The argument for public unionization wasn’t moral, economic, or intellectual. It was rankly political.
Traditional organized labor, the backbone of the Democratic party, was beginning to lose ground. As Daniel DiSalvo wrote in “The Trouble with Public Sector Unions,” in the fall issue of National Affairs, JFK saw how in states such as New York and Wisconsin, where public unions were already in place, local liberal pols benefited politically and financially. He took the idea national.
Part of this difference is the clear distinction between the relative negotiating positions in an antagonistic private, employee/employer setting and a cushy, backscratching politician/union boss setting. The distinction is sharp and meaningful.
Goldberg:
And this gets to the real insidiousness of government unions. Wisconsin labor officials fairly note that they’ve acceded to many of their governor’s specific demands — that workers contribute to their pensions and health-care costs, for example. But they don’t want to lose the right to collective bargaining.
But that is exactly what they need to lose.
Private-sector unions fight with management over an equitable distribution of profits. Government unions negotiate with friendly politicians over taxpayer money, putting the public interest at odds with union interests, and, as we’ve seen in states such as California and Wisconsin, exploding the cost of government. California’s pension costs soared 2,000 percent in a decade thanks to the unions.The labor-politician negotiations can’t be fair when the unions can put so much money into campaign spending. Victor Gotbaum, a leader in the New York City chapter of AFSCME, summed up the problem in 1975 when he boasted, “We have the ability, in a sense, to elect our own boss.”

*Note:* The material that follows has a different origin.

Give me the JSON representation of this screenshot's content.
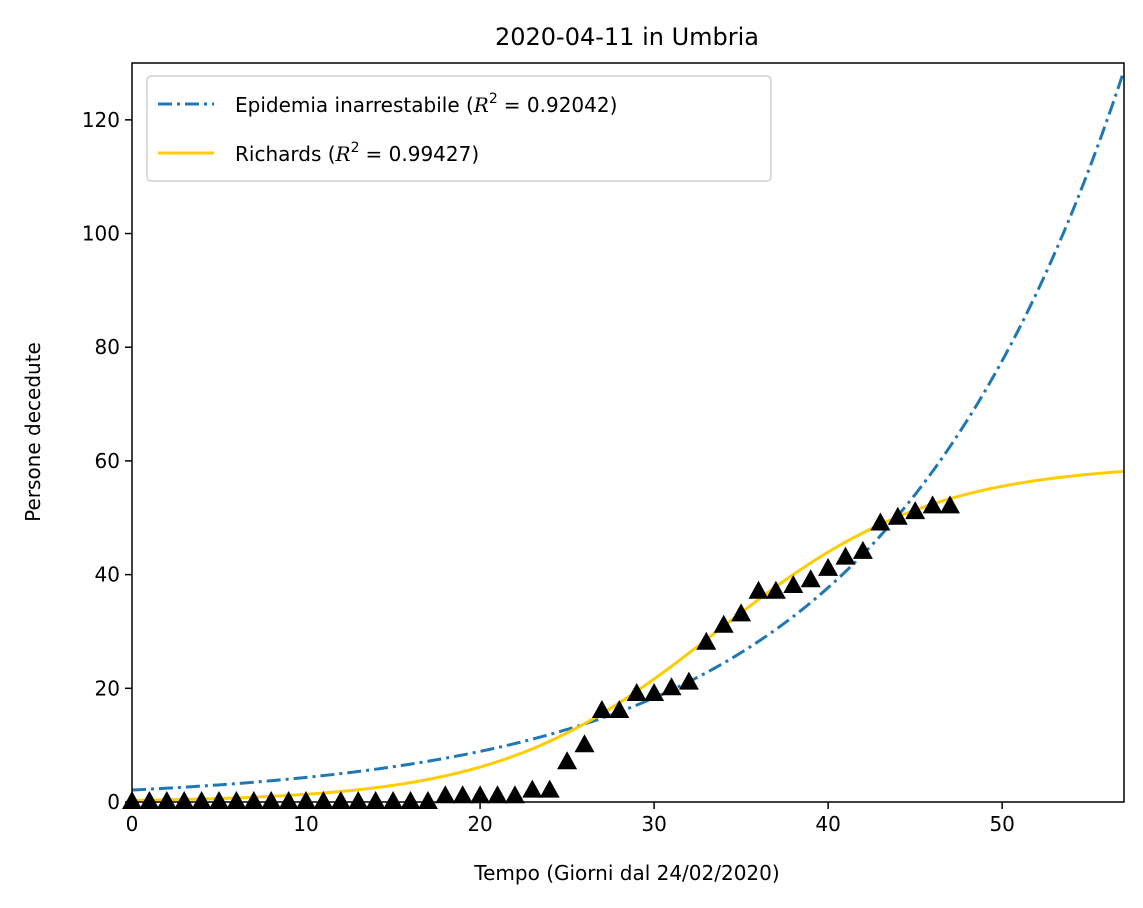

This is why FDR believed that “the process of collective bargaining, as usually understood, cannot be transplanted into the public service,” and why even George Meany, the first head of the AFL-CIO, held that it was “impossible to bargain collectively with the government.”
This is a battle we have to fight for the future solvency of our States.
We hope everyone can join us on Friday in Trenton to stand up for the taxpayers who have never had a seat at the table in a public sector union negotiation.
Goldberg is right; it's time for public sector unions to go.